KABARBURSA.COM - Produsen listrik swasta menunjukkan ketidakpuasan terhadap rencana pemerintah untuk merevisi target bauran energi primer dari Energi Baru Terbarukan (EBT). Target tersebut direncanakan akan direvisi dari 23 persen menjadi 17 persen-19 persen pada tahun 2025 dalam revisi Kebijakan Energi Nasional (KEN).
Arthur Simatupang, Ketua Umum Asosiasi Produsen Listrik Swasta (APLSI), menyayangkan perubahan tersebut. Ia menyatakan, "(Perubahan target bauran EBT) tentunya jauh dari target awal yang lebih optimistis," jelasnya, Selasa (30/1/2024).
Arthur menegaskan perlunya terobosan kebijakan dan struktur pasar yang lebih pasti untuk mendorong investasi EBT di Indonesia.
Menurutnya, produsen listrik swasta menghadapi banyak tantangan dalam mengembangkan proyek energi terbarukan, termasuk kurangnya pengadaan lelang EBT dan perjanjian jual beli listrik (power purchase agreement/PPA) yang tidak bankable. "APSLI melihat peningkatan pipeline proyek pembangkit EBT sebagai salah satu solusi untuk menarik investasi dalam negeri," kata Arthur.

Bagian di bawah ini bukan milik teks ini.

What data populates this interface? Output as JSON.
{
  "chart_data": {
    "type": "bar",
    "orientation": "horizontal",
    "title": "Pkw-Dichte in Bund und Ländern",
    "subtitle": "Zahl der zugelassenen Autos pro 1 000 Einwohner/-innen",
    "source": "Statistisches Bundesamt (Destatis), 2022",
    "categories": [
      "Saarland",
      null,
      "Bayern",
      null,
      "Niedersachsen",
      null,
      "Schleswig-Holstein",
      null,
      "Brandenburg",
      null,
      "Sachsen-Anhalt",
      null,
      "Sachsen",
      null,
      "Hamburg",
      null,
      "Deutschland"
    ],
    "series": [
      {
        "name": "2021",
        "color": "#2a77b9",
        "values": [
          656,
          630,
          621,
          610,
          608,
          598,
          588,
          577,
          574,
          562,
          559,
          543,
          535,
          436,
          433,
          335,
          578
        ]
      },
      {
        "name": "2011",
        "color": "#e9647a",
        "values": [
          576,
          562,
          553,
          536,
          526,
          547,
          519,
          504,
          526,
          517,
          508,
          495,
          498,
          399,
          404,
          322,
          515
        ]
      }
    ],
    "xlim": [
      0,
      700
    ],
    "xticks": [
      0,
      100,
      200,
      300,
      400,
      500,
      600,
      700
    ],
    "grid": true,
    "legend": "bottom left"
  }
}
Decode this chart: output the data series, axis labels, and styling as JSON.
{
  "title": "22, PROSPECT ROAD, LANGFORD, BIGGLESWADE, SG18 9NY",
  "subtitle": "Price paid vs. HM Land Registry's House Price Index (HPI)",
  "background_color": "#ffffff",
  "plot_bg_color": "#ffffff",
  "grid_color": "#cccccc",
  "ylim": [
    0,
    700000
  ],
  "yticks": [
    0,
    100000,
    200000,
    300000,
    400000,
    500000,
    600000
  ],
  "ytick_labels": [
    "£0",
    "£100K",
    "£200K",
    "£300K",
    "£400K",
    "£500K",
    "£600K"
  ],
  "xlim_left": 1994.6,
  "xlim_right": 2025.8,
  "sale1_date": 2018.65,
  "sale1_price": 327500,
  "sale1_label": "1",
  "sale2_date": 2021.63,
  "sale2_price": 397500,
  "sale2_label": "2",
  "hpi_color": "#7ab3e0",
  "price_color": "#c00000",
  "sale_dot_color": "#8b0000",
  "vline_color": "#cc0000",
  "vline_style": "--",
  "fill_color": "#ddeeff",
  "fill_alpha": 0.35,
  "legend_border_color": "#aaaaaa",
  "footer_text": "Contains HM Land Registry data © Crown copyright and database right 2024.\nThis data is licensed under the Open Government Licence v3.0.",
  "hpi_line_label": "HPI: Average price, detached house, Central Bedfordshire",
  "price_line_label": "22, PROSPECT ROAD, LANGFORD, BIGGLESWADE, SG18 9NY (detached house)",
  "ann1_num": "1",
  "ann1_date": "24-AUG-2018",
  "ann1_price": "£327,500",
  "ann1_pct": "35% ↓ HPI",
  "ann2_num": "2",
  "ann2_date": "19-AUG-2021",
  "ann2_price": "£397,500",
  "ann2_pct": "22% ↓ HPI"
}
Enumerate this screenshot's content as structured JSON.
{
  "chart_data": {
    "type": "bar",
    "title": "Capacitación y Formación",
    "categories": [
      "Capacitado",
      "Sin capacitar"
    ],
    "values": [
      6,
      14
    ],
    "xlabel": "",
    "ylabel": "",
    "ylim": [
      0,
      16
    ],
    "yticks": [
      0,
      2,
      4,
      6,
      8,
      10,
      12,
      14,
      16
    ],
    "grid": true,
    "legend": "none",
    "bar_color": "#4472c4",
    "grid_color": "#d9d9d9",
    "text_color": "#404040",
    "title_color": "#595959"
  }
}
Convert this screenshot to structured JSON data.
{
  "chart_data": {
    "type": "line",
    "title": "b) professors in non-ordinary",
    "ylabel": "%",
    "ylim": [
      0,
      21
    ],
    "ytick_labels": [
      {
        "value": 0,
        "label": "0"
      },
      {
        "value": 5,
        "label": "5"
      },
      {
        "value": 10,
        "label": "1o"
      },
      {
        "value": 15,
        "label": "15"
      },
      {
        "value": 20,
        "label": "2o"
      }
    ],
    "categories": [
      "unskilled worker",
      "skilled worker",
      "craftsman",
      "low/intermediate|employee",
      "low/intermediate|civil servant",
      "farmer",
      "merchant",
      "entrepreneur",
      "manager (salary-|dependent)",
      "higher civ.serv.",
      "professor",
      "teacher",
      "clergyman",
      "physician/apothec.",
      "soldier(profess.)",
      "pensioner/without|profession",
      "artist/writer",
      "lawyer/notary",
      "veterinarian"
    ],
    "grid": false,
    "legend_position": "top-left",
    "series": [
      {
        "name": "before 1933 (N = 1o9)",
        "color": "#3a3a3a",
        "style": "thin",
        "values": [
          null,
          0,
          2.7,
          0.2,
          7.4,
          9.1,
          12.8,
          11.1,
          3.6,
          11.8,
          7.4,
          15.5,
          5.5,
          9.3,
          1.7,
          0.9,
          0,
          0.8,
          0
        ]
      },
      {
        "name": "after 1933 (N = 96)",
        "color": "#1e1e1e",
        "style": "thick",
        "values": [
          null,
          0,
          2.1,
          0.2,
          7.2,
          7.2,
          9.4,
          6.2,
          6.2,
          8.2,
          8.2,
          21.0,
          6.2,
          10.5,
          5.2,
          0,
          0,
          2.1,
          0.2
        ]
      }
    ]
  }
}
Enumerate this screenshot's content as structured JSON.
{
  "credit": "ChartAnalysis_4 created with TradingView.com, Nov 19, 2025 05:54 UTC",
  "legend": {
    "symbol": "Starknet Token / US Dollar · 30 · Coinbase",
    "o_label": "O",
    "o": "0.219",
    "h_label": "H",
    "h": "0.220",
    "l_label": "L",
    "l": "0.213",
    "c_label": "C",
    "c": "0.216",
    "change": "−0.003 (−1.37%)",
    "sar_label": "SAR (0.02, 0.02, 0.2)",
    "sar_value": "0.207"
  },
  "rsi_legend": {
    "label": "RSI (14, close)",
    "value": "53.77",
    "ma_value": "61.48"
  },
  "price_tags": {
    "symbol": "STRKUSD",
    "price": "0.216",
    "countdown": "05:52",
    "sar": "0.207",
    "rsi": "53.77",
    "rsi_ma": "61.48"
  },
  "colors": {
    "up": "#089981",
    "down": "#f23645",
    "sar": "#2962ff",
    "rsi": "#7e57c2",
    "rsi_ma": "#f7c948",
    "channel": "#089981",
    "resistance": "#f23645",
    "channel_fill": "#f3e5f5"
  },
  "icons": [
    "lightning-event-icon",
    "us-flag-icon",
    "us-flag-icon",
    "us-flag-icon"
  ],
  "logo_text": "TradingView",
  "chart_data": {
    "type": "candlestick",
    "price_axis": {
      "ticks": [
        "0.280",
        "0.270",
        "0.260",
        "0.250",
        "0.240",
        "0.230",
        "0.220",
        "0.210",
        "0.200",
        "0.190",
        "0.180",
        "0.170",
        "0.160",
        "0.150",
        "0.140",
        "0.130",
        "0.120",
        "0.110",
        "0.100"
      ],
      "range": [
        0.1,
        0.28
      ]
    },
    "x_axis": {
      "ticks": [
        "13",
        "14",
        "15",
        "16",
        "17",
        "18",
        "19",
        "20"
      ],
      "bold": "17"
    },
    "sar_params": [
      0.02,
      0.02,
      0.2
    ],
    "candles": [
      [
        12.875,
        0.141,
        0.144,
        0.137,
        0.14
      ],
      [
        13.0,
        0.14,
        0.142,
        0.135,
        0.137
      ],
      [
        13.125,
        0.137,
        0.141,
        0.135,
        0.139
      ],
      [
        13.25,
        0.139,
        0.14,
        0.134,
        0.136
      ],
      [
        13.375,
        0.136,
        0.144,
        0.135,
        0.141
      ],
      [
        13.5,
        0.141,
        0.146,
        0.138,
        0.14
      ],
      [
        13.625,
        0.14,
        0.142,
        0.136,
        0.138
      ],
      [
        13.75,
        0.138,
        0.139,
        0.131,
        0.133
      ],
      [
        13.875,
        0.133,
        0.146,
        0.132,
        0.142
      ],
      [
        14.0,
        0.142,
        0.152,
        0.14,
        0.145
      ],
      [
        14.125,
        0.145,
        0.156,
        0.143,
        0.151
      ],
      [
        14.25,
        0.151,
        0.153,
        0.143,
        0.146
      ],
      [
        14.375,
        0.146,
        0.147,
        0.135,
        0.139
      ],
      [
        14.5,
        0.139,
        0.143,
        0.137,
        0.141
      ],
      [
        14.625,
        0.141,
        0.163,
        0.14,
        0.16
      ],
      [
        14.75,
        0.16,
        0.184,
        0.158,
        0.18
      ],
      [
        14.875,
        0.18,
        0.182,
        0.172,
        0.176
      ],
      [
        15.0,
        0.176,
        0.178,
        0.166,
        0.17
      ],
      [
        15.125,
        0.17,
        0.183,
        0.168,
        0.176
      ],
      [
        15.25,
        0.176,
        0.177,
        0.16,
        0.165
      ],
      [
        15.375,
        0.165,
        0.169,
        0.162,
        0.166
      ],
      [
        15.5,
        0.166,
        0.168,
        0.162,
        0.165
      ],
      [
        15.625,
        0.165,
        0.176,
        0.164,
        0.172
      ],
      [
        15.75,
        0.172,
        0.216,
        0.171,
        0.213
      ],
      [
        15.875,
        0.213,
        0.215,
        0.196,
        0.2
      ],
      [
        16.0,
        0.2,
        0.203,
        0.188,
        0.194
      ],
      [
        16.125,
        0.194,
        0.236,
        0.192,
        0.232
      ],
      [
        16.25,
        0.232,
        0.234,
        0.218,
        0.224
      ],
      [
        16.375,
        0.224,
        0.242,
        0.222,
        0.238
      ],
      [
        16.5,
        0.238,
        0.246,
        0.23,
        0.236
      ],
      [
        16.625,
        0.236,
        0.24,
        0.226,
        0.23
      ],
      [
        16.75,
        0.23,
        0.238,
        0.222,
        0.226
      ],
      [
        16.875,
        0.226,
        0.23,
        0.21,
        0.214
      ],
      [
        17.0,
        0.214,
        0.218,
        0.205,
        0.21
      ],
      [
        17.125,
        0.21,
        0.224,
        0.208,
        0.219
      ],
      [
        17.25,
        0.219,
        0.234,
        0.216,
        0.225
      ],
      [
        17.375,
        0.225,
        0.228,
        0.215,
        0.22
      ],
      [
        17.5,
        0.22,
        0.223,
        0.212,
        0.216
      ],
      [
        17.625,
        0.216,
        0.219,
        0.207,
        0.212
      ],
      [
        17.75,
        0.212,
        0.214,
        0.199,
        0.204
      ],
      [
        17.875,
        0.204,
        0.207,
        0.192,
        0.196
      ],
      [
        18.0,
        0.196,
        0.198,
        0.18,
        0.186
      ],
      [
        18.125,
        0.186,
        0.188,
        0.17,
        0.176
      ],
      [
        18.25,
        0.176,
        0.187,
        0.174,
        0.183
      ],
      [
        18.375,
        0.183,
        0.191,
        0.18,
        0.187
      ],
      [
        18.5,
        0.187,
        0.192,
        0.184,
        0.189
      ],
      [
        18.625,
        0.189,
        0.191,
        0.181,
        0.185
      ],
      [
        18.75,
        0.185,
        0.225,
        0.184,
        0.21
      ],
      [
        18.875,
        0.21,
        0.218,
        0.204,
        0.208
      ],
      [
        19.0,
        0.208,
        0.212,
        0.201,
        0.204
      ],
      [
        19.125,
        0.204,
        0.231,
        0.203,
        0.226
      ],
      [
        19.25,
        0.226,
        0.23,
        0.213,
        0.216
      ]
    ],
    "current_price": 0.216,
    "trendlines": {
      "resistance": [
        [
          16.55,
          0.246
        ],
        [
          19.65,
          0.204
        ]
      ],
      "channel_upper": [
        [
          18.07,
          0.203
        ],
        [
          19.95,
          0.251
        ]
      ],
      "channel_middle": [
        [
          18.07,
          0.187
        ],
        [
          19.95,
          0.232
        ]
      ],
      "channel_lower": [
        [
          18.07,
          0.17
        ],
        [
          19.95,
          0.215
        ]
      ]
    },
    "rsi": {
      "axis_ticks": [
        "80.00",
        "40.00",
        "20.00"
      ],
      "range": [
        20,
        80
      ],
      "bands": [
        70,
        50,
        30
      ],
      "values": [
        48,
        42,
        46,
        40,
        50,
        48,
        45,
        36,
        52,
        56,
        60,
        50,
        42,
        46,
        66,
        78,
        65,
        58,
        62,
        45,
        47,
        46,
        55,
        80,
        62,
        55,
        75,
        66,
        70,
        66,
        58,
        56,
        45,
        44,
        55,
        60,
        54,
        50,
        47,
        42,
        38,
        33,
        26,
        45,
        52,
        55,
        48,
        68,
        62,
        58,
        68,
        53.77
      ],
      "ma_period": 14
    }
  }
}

Fabby Tumiwa, Ketua Umum Asosiasi Energi Surya Indonesia (AESI), juga menyampaikan keprihatinan terhadap perubahan target bauran EBT. Menurutnya, rencana penurunan target ini akan memberikan sinyal negatif kepada berbagai pihak, tidak hanya kepada investor. "Rencana penurunan target bauran EBT ini setidaknya akan memberikan dua implikasi yakni investor akan menganggap kebijakan dan rencana jangka panjang pemerintah tidak kredibel," ujarnya.
Fabby juga menyatakan bahwa kepercayaan terhadap target jangka panjang pemerintah, seperti Net Zero Emission di 2060, akan sulit dipertahankan oleh semua pihak jika target yang lebih awal tidak tercapai. Meskipun demikian, ia berharap pemerintah tetap ambisius dan mengakselarasi pengembangan EBT untuk mencapai target bauran EBT.
Pihaknya meminta agar pemerintah tidak mengubah target bauran energi primer EBT di 2025 dan lebih fokus pada upaya percepatan pengembangan proyek EBT. Fabby berpendapat bahwa jika target 23 persen tidak tercapai, dapat diakui, namun harus dikompensasi di tahun-tahun berikutnya."Pengalaman mandeknya proyek EBT menjadi pembelajaran bagi pemerintah untuk menyinkronkan regulasi, dengan fokus pada kebijakan yang mendukung EBT, bukan energi fosil seperti batub," tuturnya.